Evolving from basic image edits to make people laugh, into rhetorical devices capable of spreading information, memes have established themselves as one of the primary methods of communication on the Internet today. Funny, silly or poignant, this simple digital medium captures our attention in particularly unique ways. Memes help people share their emotions, vulnerabilities and shortcomings, their quirky or dorky sides, that otherwise cannot be publicly displayed in front of an ever-judging audience. Memes, in a way, help us to distance ourselves from a behavioral trait or emotion, yet make it relatable and comical.
Memes in the early days were quite simple. The first few memes in the early 2000s were called ‘Macro Memes’. They had a central image and a text. Most weren’t manipulated and were made using software like MS Paint. The ‘Success Kid’ meme is one of the popular memes from this era.
Sammy, a.k.a. ‘Success Kid’, became a trending meme when he was just a kid. His mom, Laney Griner, wanted to take a picture of him trying to eat sand on the beach. She then uploaded the picture on Flickr and it soon became a hit. Initially concerned over the negative connotation around her son’s ‘I hate sandcastles' variation of the meme, she was relieved to see the ‘Success Kid’ variation of it become the one we remember fondly. This picture eventually was copyrighted and found itself being used in advertisements and once even by the president of the USA at that time! His popularity even helped fund his father’s kidney transplant treatment.

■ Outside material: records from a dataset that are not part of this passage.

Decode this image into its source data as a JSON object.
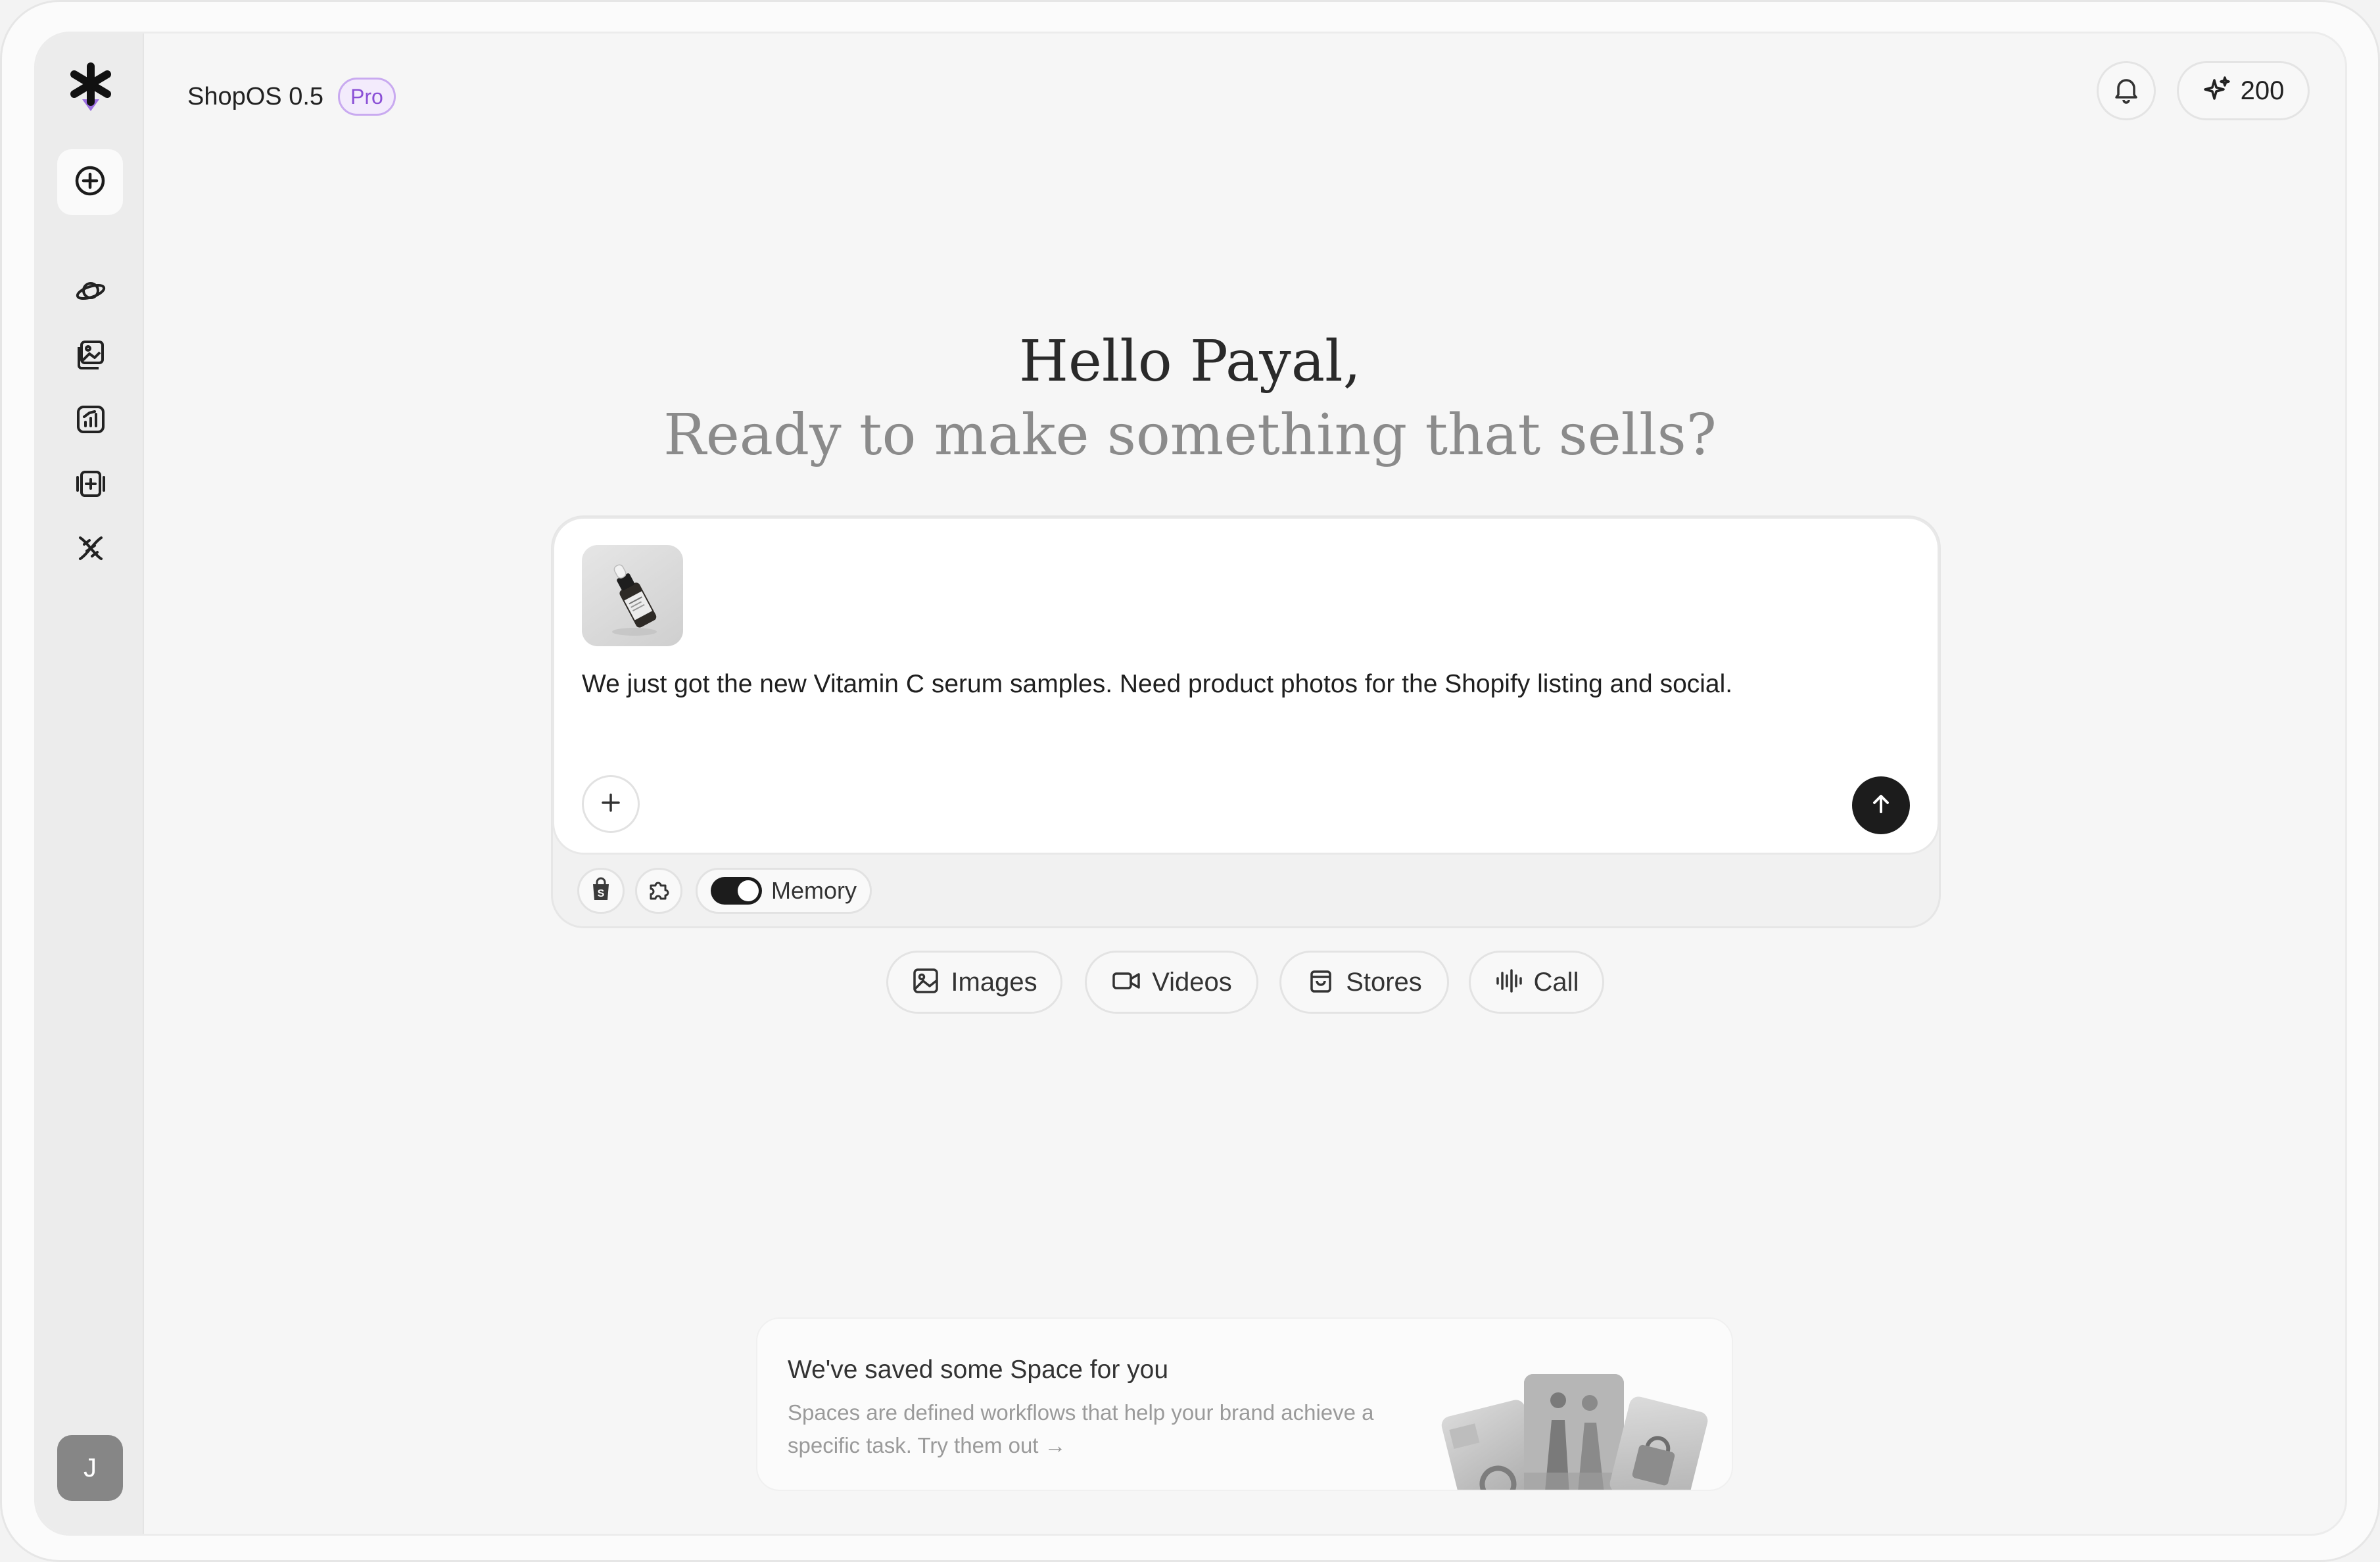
{
  "header": {
    "app_name": "ShopOS 0.5",
    "plan_badge": "Pro",
    "credits": "200"
  },
  "sidebar": {
    "items": [
      {
        "name": "new-chat",
        "icon": "plus-circle-icon"
      },
      {
        "name": "planet",
        "icon": "planet-icon"
      },
      {
        "name": "gallery",
        "icon": "images-icon"
      },
      {
        "name": "analytics",
        "icon": "chart-icon"
      },
      {
        "name": "media",
        "icon": "media-plus-icon"
      },
      {
        "name": "dna",
        "icon": "dna-icon"
      }
    ],
    "user_initial": "J"
  },
  "greeting": {
    "hello": "Hello Payal,",
    "subline": "Ready to make something that sells?"
  },
  "composer": {
    "prompt": "We just got the new Vitamin C serum samples. Need product photos for the Shopify listing and social.",
    "memory_label": "Memory",
    "memory_enabled": true
  },
  "quick_actions": [
    {
      "label": "Images",
      "icon": "image-icon"
    },
    {
      "label": "Videos",
      "icon": "video-icon"
    },
    {
      "label": "Stores",
      "icon": "shopping-bag-icon"
    },
    {
      "label": "Call",
      "icon": "audio-wave-icon"
    }
  ],
  "spaces": {
    "title": "We've saved some Space for you",
    "description": "Spaces are defined workflows that help your brand achieve a specific task. Try them out →"
  },
  "colors": {
    "accent_purple": "#8a4fd6",
    "send_button": "#1c1c1c"
  }
}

Later in the mid-2000s to early 2010 platforms like YouTube, Facebook and Twitter made memes go mainstream. This period also saw the rise of viral videos that were made by common people, with little to no production value. One example of a famous meme from this period is the ‘Overly Attached Girlfriend’ meme.
Laina Morris, a teenager at that time, recorded a song for Justin Beiber’s sing-off contest. She wrote and sang a parody version of Beiber’s song ‘Boyfriend’, which was about a clingy girlfriend. The first few seconds of the video consisted of her making strange faces at the camera, which made it very meme-able. Soon, Morris' "Girlfriend" video went viral, attracting millions of viewers and sparking the "Overly Attached Girlfriend" meme.
Enjoying her initial popularity, she made content that gained her a lot of attention. She also got opportunities to interview celebrities on the red carpet in various shows. She used her fame to raise money for charity too. But after a few years, she felt she was going nowhere with her fame, and started experiencing depression and anxiety. After several months of counseling and medication, she felt that moving on from this chapter was the best thing to do. She was grateful for her meme-found status but also wanted to move on to the next phase of her life.
Then in the late 2010s, a new class of edgy memes called the ‘Dank Memes’ came around. This time, a stock photo model had become a meme.
András Arató, a Hungarian electric engineer, became known as ‘Hide the pain Harold’. He was a stock photo model at that time. He was surprised to find himself as a meme and was initially upset when he was featured in memes that were meant to be rude jokes. As people understood that their ‘meme guy’ was a real living person who also has a life, the meme was changed into a more lighthearted and positive format. Eventually, Arató was able to come to terms with his meme status and capitalize on it, to become somewhat of a micro-celebrity. He enjoys his popularity and is often willing to take pictures with people who admire him.
Today, memes have become the perfect vehicle for facilitating information, humor, and opinion, used, shared, and consumed every minute. They help us feel better- that we are not alone in our struggles and help us open up ourselves to others. As entertaining as they are, we must also know our limits and remember that people depicted in these memes too have a life beyond it.